Sorong, a city of some 220,000 people, was hit by mass protests on Monday while in Manokwari, the capital of West Papua province, chaos broke out with the local parliament building torched and nearly reduced to ashes.
While calm has mostly returned to the region, some 500 people rallied again in Sorong on Tuesday as police in riot gear fired tear gas and water cannons to disperse the crowds.
This week’s demonstrations were triggered by reports that authorities tear-gassed and detained some 43 Papuan university students in the Southeast Asian nation’s second-biggest city Surabaya on Saturday — Indonesia’s independence day.
Local media and Papuan activists said police in riot gear stormed into a dormitory to force out students who allegedly destroyed an Indonesian flag. Police said the students were briefly questioned and set free.

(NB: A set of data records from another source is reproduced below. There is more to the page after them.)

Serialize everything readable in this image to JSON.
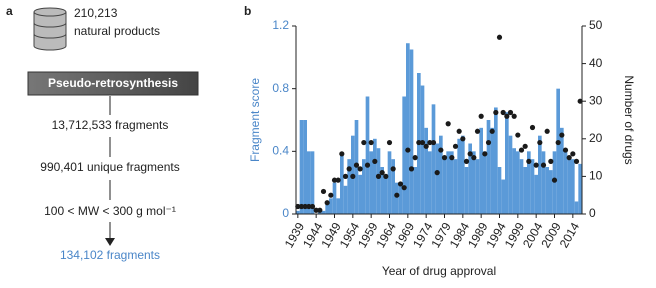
{
  "panel_labels": [
    "a",
    "b"
  ],
  "flow": {
    "source_count": "210,213",
    "source_label": "natural products",
    "process": "Pseudo-retrosynthesis",
    "steps": [
      "13,712,533 fragments",
      "990,401 unique fragments",
      "100 < MW < 300 g mol⁻¹"
    ],
    "result": "134,102 fragments"
  },
  "chart_data": {
    "type": "bar",
    "x_label": "Year of drug approval",
    "y_label": "Fragment score",
    "y2_label": "Number of drugs",
    "x": [
      1939,
      1940,
      1941,
      1942,
      1943,
      1944,
      1945,
      1946,
      1947,
      1948,
      1949,
      1950,
      1951,
      1952,
      1953,
      1954,
      1955,
      1956,
      1957,
      1958,
      1959,
      1960,
      1961,
      1962,
      1963,
      1964,
      1965,
      1966,
      1967,
      1968,
      1969,
      1970,
      1971,
      1972,
      1973,
      1974,
      1975,
      1976,
      1977,
      1978,
      1979,
      1980,
      1981,
      1982,
      1983,
      1984,
      1985,
      1986,
      1987,
      1988,
      1989,
      1990,
      1991,
      1992,
      1993,
      1994,
      1995,
      1996,
      1997,
      1998,
      1999,
      2000,
      2001,
      2002,
      2003,
      2004,
      2005,
      2006,
      2007,
      2008,
      2009,
      2010,
      2011,
      2012,
      2013,
      2014,
      2015,
      2016
    ],
    "series": [
      {
        "type": "bar",
        "color": "#5b9ad8",
        "values": [
          0.02,
          0.6,
          0.6,
          0.4,
          0.4,
          0,
          0.02,
          0.02,
          0.08,
          0.1,
          0.2,
          0.1,
          0.38,
          0.18,
          0.35,
          0.5,
          0.6,
          0.25,
          0.35,
          0.75,
          0.4,
          0.48,
          0.42,
          0.3,
          0.25,
          0.4,
          0.35,
          0.2,
          0.18,
          0.75,
          1.09,
          1.05,
          0.3,
          0.9,
          0.82,
          0.55,
          0.4,
          0.7,
          0.45,
          0.5,
          0.35,
          0.4,
          0.4,
          0.35,
          0.48,
          0.5,
          0.3,
          0.45,
          0.4,
          0.35,
          0.55,
          0.4,
          0.6,
          0.55,
          0.68,
          0.3,
          0.22,
          0.65,
          0.5,
          0.42,
          0.4,
          0.35,
          0.3,
          0.4,
          0.35,
          0.25,
          0.5,
          0.4,
          0.3,
          0.28,
          0.4,
          0.8,
          0.55,
          0.4,
          0.35,
          0.35,
          0.08,
          0.32
        ]
      },
      {
        "type": "scatter",
        "axis": "y2",
        "color": "#1a1a1a",
        "values": [
          2,
          2,
          2,
          2,
          2,
          1,
          1,
          6,
          3,
          5,
          9,
          9,
          16,
          10,
          12,
          10,
          13,
          12,
          19,
          13,
          19,
          14,
          10,
          11,
          10,
          19,
          12,
          5,
          8,
          7,
          17,
          12,
          15,
          19,
          19,
          18,
          19,
          19,
          11,
          17,
          15,
          24,
          15,
          18,
          22,
          20,
          14,
          16,
          15,
          22,
          26,
          16,
          19,
          22,
          27,
          47,
          27,
          26,
          27,
          26,
          21,
          17,
          18,
          14,
          23,
          13,
          19,
          13,
          22,
          14,
          9,
          19,
          21,
          17,
          15,
          16,
          14,
          30
        ]
      }
    ],
    "xlim": [
      1938.5,
      2016.5
    ],
    "xticks": [
      1939,
      1944,
      1949,
      1954,
      1959,
      1964,
      1969,
      1974,
      1979,
      1984,
      1989,
      1994,
      1999,
      2004,
      2009,
      2014
    ],
    "ylim": [
      0,
      1.2
    ],
    "yticks": [
      0,
      0.4,
      0.8,
      1.2
    ],
    "y2lim": [
      0,
      50
    ],
    "y2ticks": [
      0,
      10,
      20,
      30,
      40,
      50
    ],
    "y_color": "#4a86c8"
  }
}
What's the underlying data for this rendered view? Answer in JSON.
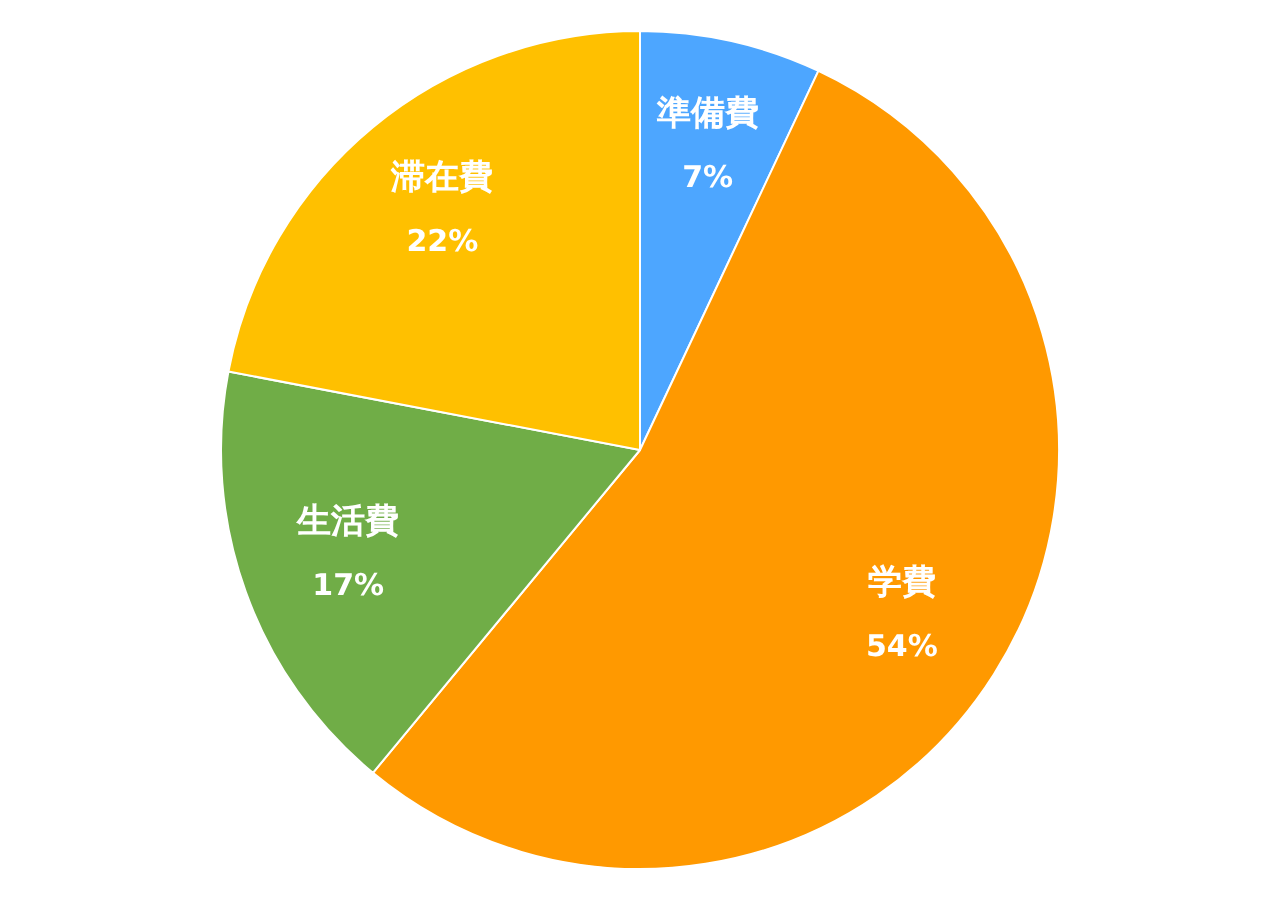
{
  "chart_data": {
    "type": "pie",
    "categories": [
      "準備費",
      "学費",
      "生活費",
      "滞在費"
    ],
    "values": [
      7,
      54,
      17,
      22
    ],
    "value_labels": [
      "7%",
      "54%",
      "17%",
      "22%"
    ],
    "colors": [
      "#4da6ff",
      "#ff9900",
      "#70ad47",
      "#ffc000"
    ],
    "legend": false
  }
}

A different group of protesters demonstrated against the students and shouting racial slurs about Papuans.
Indonesia’s president Joko Widodo called for calm and the government pledged to investigate the Surabaya incident.
Monday’s riots marked the latest flashpoint in a decades-old rebel insurgency against Indonesian rule and allegations that its security forces committed widespread rights abuses against Papua’s ethnic Melanesian population.
The former Dutch colony declared its independence in the early Sixties, but neighbouring Indonesia took control of the resource-rich region following a UN-sponsored referendum that was widely viewed as a sham.
Papua, which shares a border with independent Papua New Guinea, sees frequent clashes between the military and rebels.